Using knockout mice for CD4, the authors demonstrate the shortened treatment is independent of CD4 T cells and their immunogenicity data implies that the success of the treatment is associated with an immune signature characterized by polyfunctional (CD8) T cells and an influx of dendritic cells that colocalize with T cells in the lung.

They observe similar immune responses when the vaccine is administered to non-human primates (NHPs). However, no CFU measurements are performed in NHPs, and as such it remains to be shown whether the treatment regimen would actually reduce TB treatment time in humans and NHPs. Hence, I believe that the title of this manuscript should be amended to reflect that the treatment has thus far only been proven successful in mice.

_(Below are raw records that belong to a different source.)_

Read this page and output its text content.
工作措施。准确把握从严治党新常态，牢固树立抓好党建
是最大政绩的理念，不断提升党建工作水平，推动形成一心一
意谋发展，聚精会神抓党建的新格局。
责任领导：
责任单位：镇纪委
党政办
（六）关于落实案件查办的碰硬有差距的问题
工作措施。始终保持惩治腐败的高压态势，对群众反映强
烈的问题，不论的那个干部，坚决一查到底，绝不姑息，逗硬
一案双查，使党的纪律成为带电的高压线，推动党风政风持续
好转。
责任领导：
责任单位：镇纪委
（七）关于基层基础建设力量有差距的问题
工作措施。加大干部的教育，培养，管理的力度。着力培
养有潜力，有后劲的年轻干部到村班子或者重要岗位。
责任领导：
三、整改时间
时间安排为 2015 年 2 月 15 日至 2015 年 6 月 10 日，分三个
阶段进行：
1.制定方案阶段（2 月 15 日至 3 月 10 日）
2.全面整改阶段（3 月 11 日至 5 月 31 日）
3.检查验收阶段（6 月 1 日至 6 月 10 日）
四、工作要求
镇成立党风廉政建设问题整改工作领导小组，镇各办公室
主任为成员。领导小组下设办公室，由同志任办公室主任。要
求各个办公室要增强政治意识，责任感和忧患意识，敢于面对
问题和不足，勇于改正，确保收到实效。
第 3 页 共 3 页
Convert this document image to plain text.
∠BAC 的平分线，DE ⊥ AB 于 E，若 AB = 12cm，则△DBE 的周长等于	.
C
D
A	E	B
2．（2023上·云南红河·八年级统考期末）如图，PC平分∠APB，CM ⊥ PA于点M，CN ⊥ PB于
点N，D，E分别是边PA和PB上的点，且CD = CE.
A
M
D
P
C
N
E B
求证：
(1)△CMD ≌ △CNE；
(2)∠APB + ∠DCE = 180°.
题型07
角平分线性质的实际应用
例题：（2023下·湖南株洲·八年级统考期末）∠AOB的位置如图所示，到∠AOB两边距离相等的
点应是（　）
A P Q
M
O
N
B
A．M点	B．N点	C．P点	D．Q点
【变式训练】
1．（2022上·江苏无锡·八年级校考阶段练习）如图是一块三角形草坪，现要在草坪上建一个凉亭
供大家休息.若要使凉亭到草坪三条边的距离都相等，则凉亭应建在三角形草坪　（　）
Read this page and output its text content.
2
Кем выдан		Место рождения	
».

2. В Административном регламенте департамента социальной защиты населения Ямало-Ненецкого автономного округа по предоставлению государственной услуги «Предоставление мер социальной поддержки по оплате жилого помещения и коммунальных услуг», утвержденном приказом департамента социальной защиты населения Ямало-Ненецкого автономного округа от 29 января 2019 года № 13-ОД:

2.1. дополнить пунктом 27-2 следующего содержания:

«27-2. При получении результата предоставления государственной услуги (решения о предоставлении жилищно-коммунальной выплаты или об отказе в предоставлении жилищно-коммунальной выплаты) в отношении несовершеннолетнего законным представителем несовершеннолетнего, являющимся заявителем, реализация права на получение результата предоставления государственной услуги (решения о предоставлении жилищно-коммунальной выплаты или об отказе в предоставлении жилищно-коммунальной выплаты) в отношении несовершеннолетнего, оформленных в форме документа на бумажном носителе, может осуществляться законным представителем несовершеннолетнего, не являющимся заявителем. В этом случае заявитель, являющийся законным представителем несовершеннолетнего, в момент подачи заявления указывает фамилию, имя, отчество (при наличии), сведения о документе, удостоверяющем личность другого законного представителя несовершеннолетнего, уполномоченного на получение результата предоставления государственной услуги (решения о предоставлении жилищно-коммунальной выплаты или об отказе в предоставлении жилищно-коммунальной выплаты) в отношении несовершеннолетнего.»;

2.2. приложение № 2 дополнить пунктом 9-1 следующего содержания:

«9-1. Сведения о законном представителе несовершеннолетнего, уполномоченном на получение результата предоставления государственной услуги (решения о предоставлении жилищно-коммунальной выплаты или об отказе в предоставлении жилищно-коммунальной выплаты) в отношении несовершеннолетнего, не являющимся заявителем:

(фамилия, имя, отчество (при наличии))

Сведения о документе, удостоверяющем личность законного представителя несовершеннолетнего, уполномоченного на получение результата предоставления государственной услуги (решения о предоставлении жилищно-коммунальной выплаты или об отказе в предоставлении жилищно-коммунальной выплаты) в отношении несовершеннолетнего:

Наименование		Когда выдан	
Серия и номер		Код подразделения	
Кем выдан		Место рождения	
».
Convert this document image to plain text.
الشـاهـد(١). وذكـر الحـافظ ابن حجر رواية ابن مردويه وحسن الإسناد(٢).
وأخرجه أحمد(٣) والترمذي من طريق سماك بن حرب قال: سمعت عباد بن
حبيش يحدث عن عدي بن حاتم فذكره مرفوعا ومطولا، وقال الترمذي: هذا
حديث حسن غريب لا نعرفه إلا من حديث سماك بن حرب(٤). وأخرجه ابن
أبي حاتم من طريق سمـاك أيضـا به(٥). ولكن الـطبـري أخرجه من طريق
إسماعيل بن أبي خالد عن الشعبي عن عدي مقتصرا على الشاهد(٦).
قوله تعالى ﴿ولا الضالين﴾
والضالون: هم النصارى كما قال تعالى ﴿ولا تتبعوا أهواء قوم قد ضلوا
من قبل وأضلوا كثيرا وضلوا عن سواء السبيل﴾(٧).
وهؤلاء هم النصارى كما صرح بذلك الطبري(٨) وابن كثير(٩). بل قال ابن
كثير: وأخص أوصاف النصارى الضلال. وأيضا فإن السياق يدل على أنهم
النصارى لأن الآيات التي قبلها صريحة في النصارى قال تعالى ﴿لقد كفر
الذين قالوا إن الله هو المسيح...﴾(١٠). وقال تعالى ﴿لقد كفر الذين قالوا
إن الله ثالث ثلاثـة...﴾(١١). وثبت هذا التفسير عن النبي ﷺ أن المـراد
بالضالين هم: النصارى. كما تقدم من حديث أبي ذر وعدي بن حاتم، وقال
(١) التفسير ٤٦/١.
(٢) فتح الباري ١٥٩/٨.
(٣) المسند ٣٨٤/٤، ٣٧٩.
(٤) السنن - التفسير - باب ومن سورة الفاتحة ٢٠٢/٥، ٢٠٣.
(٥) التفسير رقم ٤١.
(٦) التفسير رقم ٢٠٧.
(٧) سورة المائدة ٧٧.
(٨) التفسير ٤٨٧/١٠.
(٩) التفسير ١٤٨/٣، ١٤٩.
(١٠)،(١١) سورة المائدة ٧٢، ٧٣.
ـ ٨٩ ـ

Nevertheless, overall, the results are very convincing and encourage further investigations into the effectiveness of this adjunct therapy in other animal species and men.

Unfortunately, the supplementary Figures were not made available as part of this review package and I have only been able to assess the content in the main Figures.

In general, most of the Figures would benefit from reformatting, as it is not always intuitive what is shown on the a-axes, particularly Figures: 3, 5, 6 and 7. Most journals require each Figure panel to have its own legend and independent x and y labels. I recommend changing to this. 

The authors should also further comment on the non-significant results obtained when using the MIP-3a/relMtb construct together with next-generation treatment against DR-TB. This is somewhat surprising, given that the regimen was highly effective against resistant TB in the spleen.

Could this be due to the IN delivery route or perhaps reflect an issue with accessibility of the drug/vaccine combination in different organ systems?

As mentioned above, I believe that the overall impact of this manuscript could be significantly enhanced if the authors obtained CFU results from this treatment regimen in NHPs and also by performing CD8 neutralization in the CD4 KO mice.

These experiments would:

  • show that the treatment is widely applicable across species and potentially humans;

  • likely show if/that the increased reduction of CFU and the prevention of relapse is due to the CD8 T cell signature hinted to by their results.